La predicación de Joel Coyoc en "Un equipo mortal" se centra en la relación entre el pecado, la ley y la justificación en Cristo, según Romanos 7:7-13. Coyoc argumenta que la ley no es pecado, sino que el pecado utiliza la ley para provocar la muerte espiritual en los seres humanos. A través de la Escritura, especialmente en los versículos citados de Romanos, se muestra cómo la ley revela el pecado y, al mismo tiempo, cómo la naturaleza pecaminosa del ser humano se manifiesta en la incapacidad de cumplirla. Este entendimiento es crucial para los creyentes, ya que resalta la necesidad de depender únicamente en la gracia de Dios para la salvación, recordando que nuestra justificación se basa en la obra de Cristo, no en nuestras obras.

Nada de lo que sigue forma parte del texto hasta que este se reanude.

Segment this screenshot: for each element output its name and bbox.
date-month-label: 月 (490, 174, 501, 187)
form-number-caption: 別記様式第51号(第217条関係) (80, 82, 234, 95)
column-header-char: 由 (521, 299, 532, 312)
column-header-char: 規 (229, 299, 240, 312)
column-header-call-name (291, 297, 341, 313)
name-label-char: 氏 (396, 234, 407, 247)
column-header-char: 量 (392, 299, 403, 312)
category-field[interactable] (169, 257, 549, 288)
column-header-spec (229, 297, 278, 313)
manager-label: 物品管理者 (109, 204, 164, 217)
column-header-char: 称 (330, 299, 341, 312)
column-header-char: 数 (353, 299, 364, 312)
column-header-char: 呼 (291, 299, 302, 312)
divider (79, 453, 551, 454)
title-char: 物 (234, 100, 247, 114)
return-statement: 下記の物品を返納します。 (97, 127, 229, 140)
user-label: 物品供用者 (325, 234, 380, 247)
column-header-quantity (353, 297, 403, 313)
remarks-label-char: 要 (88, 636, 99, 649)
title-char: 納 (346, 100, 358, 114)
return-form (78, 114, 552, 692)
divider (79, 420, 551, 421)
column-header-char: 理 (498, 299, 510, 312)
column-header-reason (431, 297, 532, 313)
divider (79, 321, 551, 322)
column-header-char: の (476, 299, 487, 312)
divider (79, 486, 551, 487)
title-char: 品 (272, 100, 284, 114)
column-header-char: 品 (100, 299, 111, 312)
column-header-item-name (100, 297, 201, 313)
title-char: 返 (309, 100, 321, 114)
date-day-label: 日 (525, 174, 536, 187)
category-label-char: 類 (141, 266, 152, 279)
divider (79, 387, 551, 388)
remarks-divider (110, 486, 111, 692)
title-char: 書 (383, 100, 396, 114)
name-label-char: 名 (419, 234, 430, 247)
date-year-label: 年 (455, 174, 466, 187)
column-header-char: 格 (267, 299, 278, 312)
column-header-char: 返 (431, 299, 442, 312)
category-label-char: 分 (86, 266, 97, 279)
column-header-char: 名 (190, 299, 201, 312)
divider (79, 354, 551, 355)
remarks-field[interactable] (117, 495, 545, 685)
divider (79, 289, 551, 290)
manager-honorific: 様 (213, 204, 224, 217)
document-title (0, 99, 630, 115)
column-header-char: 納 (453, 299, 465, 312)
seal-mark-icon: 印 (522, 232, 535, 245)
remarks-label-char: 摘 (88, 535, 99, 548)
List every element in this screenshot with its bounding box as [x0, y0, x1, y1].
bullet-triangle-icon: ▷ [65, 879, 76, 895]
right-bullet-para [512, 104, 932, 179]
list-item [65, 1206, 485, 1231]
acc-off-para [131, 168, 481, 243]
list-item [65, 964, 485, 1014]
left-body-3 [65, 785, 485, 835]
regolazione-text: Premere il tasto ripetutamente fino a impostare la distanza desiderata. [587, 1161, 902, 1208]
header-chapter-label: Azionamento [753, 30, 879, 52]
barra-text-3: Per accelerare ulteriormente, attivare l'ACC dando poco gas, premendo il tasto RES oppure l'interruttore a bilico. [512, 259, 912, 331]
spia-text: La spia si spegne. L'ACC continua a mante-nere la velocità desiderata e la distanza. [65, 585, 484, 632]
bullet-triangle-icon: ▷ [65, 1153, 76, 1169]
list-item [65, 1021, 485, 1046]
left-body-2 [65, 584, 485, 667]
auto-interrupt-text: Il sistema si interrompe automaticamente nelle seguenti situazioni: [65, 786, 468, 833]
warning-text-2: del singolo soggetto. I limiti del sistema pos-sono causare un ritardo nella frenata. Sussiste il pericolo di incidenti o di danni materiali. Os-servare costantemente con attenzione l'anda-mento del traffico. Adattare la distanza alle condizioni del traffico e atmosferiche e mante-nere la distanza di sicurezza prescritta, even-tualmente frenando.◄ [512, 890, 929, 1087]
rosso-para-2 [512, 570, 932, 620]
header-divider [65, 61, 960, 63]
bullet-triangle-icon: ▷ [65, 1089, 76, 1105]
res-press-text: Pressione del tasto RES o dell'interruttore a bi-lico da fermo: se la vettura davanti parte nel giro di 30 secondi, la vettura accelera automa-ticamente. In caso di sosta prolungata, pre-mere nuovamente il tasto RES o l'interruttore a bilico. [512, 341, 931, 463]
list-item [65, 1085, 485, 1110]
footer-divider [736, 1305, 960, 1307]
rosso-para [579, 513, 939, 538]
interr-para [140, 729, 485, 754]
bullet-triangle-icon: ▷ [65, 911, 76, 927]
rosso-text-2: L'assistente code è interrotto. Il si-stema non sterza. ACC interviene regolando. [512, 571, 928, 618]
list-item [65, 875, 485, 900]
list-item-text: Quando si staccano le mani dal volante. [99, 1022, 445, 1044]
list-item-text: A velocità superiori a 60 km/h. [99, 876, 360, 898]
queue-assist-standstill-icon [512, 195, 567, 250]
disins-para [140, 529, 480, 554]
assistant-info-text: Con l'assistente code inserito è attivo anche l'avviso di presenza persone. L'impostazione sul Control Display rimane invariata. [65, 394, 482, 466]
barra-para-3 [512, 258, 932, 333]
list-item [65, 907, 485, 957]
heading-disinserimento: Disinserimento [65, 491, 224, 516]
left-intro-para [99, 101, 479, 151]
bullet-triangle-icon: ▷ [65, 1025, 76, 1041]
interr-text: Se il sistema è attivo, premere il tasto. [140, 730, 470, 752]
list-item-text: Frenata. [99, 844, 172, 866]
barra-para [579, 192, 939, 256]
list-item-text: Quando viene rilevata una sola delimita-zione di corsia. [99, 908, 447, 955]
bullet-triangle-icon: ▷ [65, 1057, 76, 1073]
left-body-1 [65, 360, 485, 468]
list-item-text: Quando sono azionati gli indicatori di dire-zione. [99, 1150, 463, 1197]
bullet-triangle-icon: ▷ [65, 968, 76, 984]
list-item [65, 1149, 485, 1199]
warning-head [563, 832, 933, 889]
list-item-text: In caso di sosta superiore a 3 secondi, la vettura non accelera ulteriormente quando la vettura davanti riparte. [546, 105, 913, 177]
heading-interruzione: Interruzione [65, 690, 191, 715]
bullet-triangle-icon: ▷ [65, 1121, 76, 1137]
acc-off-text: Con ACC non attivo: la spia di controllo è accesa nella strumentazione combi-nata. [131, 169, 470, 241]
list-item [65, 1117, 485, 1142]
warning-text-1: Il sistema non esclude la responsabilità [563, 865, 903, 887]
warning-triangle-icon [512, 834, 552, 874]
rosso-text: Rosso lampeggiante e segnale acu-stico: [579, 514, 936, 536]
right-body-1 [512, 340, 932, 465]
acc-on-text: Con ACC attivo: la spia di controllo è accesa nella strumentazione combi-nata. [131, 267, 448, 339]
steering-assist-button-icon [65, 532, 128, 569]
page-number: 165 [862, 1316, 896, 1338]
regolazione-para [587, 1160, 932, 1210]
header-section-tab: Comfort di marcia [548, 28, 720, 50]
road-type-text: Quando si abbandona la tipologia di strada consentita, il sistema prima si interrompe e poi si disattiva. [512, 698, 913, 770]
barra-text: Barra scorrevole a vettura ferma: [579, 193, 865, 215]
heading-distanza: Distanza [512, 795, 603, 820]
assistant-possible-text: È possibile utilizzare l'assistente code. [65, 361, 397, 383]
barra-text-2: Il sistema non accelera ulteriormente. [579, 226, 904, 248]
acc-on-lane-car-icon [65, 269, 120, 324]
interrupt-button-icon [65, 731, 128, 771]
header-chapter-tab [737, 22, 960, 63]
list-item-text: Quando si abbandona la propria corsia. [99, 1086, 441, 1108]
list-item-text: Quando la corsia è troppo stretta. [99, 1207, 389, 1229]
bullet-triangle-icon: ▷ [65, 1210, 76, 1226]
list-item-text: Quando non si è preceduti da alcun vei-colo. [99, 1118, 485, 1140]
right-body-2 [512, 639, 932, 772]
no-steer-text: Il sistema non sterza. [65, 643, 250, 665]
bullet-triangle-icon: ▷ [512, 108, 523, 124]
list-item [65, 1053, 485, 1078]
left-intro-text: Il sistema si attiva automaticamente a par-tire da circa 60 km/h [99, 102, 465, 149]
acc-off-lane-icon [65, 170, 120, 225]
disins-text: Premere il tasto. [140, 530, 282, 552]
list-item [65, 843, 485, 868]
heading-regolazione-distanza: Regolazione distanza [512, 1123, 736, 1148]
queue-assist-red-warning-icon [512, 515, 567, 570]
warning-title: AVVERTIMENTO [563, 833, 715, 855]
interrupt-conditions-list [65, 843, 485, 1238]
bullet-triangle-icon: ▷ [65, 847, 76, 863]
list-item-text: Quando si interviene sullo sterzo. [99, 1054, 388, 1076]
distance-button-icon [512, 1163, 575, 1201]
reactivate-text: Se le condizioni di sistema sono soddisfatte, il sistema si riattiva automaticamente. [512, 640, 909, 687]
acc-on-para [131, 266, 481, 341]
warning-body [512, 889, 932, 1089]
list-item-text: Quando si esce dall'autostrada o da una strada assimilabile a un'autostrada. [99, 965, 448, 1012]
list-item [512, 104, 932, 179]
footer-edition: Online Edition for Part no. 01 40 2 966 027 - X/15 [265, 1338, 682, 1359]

La predicación enfatiza que la verdadera esperanza y el crecimiento espiritual vienen de vivir en la gracia y no bajo la condenación de la ley.
“La ley no puede ser el medio principal y decisivo de nuestra justificación, porque nosotros somos todo lo contrario a la ley, incapaces de cumplir la ley.”
“El Evangelio de Jesucristo es el remedio. El Evangelio es el poder de Dios para salvación a todo aquel que cree.”
“Ambos necesitamos la vida que Jesús vivió, una vida de perfecta obediencia a la ley, una vida de total cumplimiento de la ley, una vida de conformidad a la voluntad del Padre.”
“Nuestra única esperanza para ser salvos de la pena del pecado, para estar preparados para el próximo juicio, es confiar solamente y única y exclusivamente en la obra perfecta del Señor Jesucristo.”